One non-profit physician network of nearly 1,800 providers in Massachusetts found that using certified pharmacy technicians (CPhTs) for prior authorizations saved physicians about 40 hours a year and reduced the amount of time to research and submit a prior approval to 28 minutes.
The New England Quality Care Alliance (NECQA) had CPhTs, under the direct supervision of a clinical pharmacist, submit medication prior authorizations on behalf of the network’s physicians after practice staff triaged a prior authorization.
Then, the CPhT submits the prior authorization and notifies patients, physicians, and practice staff of the outcome.
If prior authorizations are denied, physicians receive recommendations on how to proceed with prescribing medications for the patient.
On average, one CPhT supported 30 physicians and their staff.
Physicians and practice staff accepted the CPhTs as part of their practice workflow.

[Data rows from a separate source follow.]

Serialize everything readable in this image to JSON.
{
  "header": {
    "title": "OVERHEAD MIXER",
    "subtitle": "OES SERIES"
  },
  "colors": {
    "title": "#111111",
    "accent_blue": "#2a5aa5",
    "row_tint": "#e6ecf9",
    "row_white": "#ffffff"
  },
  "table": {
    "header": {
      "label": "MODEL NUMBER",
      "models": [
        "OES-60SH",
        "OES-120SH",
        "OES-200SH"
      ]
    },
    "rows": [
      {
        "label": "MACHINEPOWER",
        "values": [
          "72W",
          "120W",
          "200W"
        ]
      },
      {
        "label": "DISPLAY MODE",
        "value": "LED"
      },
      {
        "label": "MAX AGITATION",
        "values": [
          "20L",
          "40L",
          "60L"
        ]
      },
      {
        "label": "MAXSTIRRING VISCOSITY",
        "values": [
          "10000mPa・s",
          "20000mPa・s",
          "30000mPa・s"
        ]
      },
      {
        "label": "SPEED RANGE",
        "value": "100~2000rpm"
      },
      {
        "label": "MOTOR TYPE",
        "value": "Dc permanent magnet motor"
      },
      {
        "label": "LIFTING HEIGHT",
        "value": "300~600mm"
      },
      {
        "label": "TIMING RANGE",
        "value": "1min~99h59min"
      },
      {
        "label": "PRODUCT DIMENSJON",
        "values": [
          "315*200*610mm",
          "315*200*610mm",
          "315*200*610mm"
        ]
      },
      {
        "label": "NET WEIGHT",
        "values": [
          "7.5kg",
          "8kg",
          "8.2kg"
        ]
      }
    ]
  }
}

Physician acceptance was at 75 percent and 100 percent of physicians and practice staff found the dedicated staff member as “useful” or “very useful.”
Adding another staff member or shifting a current employee’s responsibilities may seem like too great of a financial task for some providers. However, the NECQA reported a 5:1 return on investment because dedicated practice time for prior authorizations significantly dropped.
Prior authorizations are an administrative burden for providers and their staff. Technology for medical services prior approvals lags and payers are only bolstering their prior authorization programs to cut costs.
Providers should be reviewing requirements regularly, assigning prior authorizations to a staff member, and using technology to prevent major pain points as the industry refines its use of the cost-control strategy.